A short while ago there was a thread on measuring performance of different shader subroutines.
I have been having a look at nVidia NVPerfKit sdk. It appears to have counters that give the instruction rate by shader stage; ie vertex, tesselation, geometry and fragment.
I have not used this. Has anyone else looked at this data.
I'm using NV PerfKit for a long time, but only the first release (called PerfSDK), that does not support Fermi/Kepler. Version 2.2 was released a year ago, but I had a problem to interpret values retrieved from the counters, so I stopped experimenting.
At the end of April, NV released ver. 188.8.131.5223. The link was valid just one day, and unfortunately I didn't download it. Obviously there is some problem.
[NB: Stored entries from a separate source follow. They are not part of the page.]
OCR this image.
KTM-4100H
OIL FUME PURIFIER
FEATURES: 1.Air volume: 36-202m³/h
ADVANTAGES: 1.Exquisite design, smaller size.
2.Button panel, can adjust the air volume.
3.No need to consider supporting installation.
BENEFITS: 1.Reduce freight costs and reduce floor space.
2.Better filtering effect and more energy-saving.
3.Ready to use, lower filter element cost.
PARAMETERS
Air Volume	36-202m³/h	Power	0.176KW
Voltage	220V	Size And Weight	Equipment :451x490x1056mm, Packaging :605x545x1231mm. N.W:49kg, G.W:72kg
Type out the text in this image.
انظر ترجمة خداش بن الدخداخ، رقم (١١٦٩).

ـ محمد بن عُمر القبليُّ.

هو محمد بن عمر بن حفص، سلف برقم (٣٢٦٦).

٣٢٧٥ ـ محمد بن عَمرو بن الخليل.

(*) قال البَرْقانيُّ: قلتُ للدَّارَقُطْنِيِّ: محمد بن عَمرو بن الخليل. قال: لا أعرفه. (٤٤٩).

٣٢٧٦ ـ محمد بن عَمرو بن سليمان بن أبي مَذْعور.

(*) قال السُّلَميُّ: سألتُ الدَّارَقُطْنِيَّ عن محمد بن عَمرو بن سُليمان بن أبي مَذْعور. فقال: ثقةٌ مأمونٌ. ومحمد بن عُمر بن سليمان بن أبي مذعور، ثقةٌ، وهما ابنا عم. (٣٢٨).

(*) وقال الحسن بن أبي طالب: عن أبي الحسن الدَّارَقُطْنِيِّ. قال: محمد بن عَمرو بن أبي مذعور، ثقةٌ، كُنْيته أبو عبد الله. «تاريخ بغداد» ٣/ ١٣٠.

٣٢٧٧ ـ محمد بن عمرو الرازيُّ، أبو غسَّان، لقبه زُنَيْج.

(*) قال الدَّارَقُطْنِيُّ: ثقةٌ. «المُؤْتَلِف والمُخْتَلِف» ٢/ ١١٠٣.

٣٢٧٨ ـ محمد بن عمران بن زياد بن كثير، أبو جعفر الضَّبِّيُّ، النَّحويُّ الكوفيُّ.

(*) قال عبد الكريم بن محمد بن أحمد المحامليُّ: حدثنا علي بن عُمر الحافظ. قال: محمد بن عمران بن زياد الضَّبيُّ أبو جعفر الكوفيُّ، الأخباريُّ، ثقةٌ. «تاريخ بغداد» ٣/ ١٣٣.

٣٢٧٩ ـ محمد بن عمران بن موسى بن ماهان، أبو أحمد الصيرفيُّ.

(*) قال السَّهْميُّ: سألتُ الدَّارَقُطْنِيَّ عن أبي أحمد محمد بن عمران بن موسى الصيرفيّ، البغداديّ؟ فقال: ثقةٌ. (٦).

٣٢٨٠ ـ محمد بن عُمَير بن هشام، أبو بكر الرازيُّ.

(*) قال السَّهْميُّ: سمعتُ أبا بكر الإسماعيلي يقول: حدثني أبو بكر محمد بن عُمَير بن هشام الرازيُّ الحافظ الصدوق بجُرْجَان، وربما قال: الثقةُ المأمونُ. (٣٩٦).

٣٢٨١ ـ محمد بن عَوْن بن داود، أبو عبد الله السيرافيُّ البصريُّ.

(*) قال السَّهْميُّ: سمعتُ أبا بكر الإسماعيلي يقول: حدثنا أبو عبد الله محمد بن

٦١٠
As you can read from the user guide, *_shader_instruction_rate retrieves "the % of all shader instructions seen on the first SM unit that were executing defined shader(s)". How do you plan to use it in measuring performance of different shader routines?
I was wondering if I selected a different subroutine using dynamic subroutines would a change in instruction rate correspond to a better (worse) implementation.
I have started using version 2.2. It seems to return 0 for the "OGL ..." variables on my Quadro 5000 (although it finds the variable name) but they are ok on my geForce card; the gpu values seem ok on both.
Another solution, which is less complicated, might be to grab a copy of nVidia's nvEmulate. You can set it to print out the assembly instructions for your shader. If you retool the shader and end up with fewer instructions then you probably have a more efficient shader. I suspect that this assumption will not always hold true, but likely will for most cases.